Swedish writer (1833–1929)

Augusta Sofia Barthelson (9 October 1833 – 2 March 1929) was a Swedish writer. She contributed regularly to several Swedish newspapers, including Aftonbladet, Söndags-Nisse and Nya Dagligt Allehanda. In 1885, she published the book Efterspel, which achieved considerable popularity for the time.

== Biography ==
Barthelson was born the daughter of the chamber warden N. Hultgren and his wife Johanna Rundqvist in the Drottningholm Palace. She married, in 1870, the treasurer of the Generalpoststyrelsen, Fredrik Barthelson. Her husband was also active as a writer and co-founded the literary society Fratres amicitiae veroe, which included Carl Snoilsky among others.
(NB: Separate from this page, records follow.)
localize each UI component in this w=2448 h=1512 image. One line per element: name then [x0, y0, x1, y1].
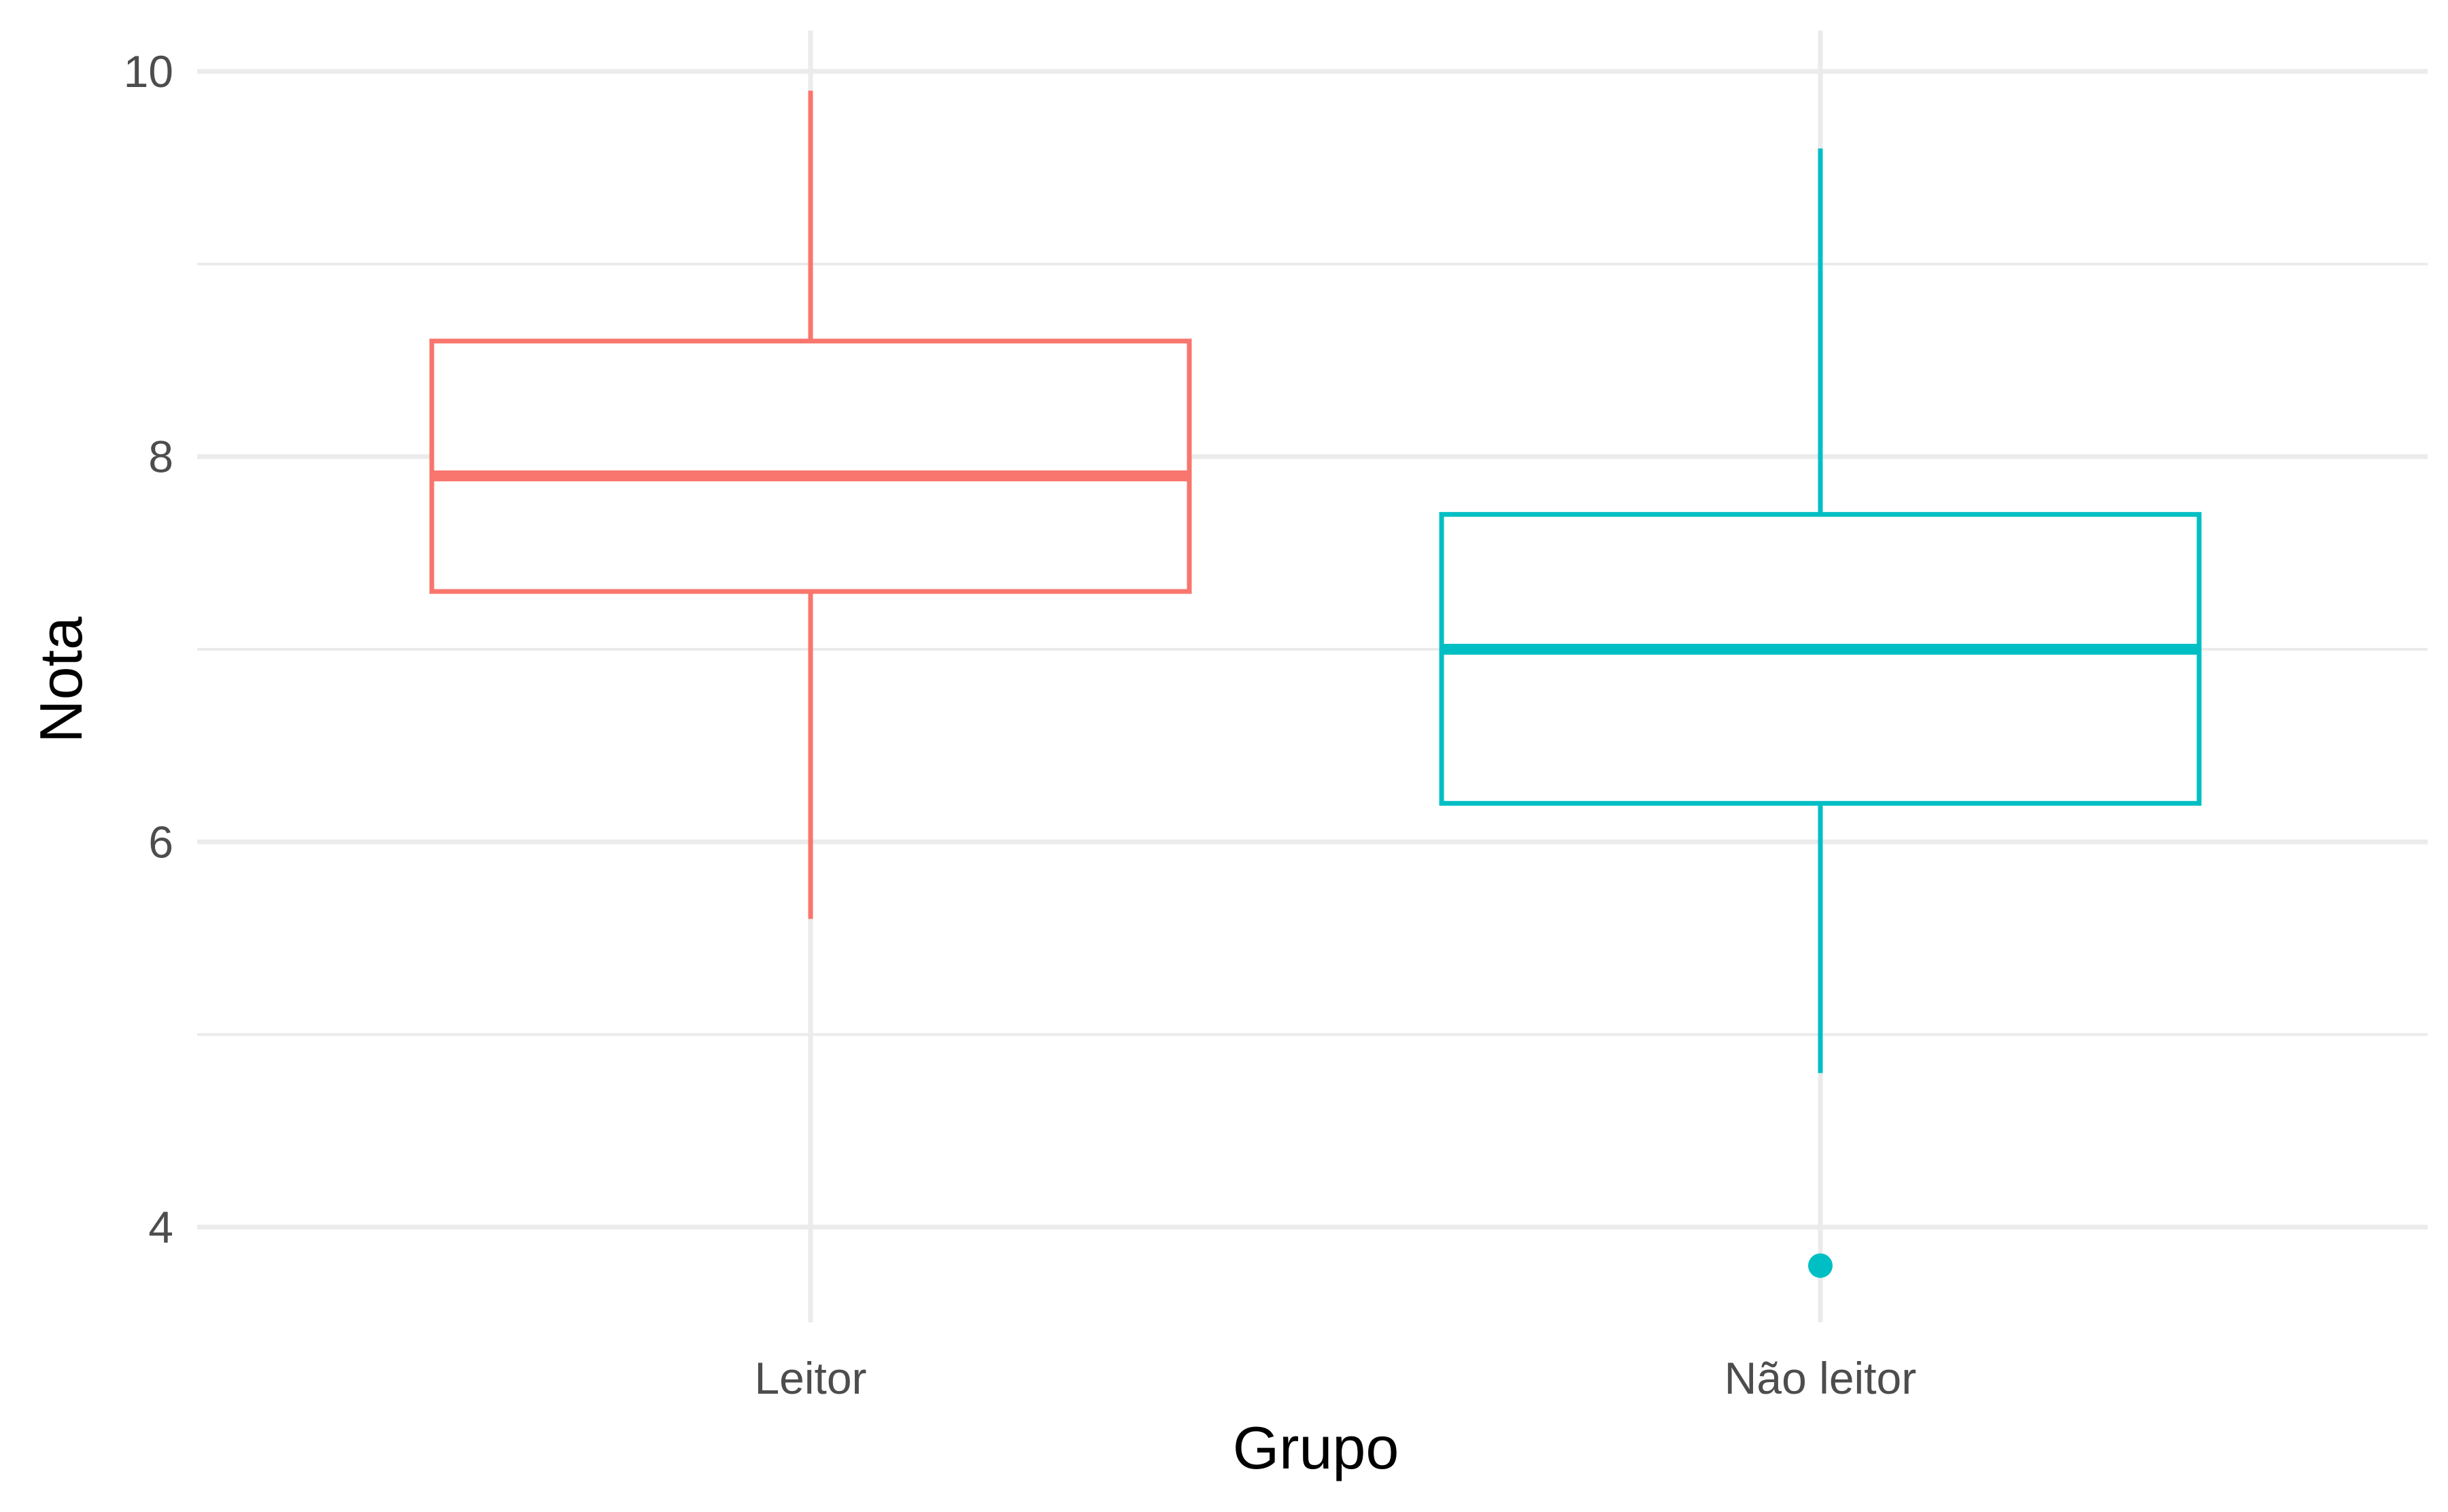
outlier-point	[1808, 1253, 1833, 1278]
y-tick-label: 8	[148, 432, 173, 482]
box-group	[1439, 148, 2202, 1278]
boxes-layer	[429, 90, 2202, 1278]
iqr-box	[429, 339, 1192, 594]
iqr-box	[1439, 512, 2202, 806]
y-tick-label: 10	[124, 46, 173, 97]
x-tick-label: Leitor	[754, 1353, 866, 1403]
y-axis-tick-labels: 4 6 8 10	[124, 46, 173, 1252]
x-axis-title: Grupo	[1233, 1414, 1399, 1481]
y-axis-title: Nota	[27, 617, 95, 743]
y-tick-label: 4	[148, 1202, 173, 1252]
box-group	[429, 90, 1192, 919]
x-axis-tick-labels: Leitor Não leitor	[754, 1353, 1916, 1403]
y-tick-label: 6	[148, 817, 173, 867]
x-tick-label: Não leitor	[1724, 1353, 1916, 1403]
Barthelson wrote shorter stories that were published in daily and weekly newspapers, including Aftonbladet, Söndags-Nisse and Nya Dagligt Allehanda. She also wrote verses for the silver wedding of Oscar II and Sofia of Nassau. For this she was awarded the Royal Couple's Commemorative Medal. In addition, she wrote a variety of plays that have never been published, including An emancipated home (1860s) and Father-in-law and son-in-law (1890s). Her only work published in book form is the drama Efterspel (1885). The play was a direct continuation of Alfhild Agrell's Doomed, which was also the main reason why the Dramaten rejected the work when it was submitted there for reading.

In connection with Barthelson's 80th birthday in 1913, a portrait of her was written in the newspaper Idun. The Barthelsons had an extensive autograph collection. This was later sold and is now at Uppsala University Library.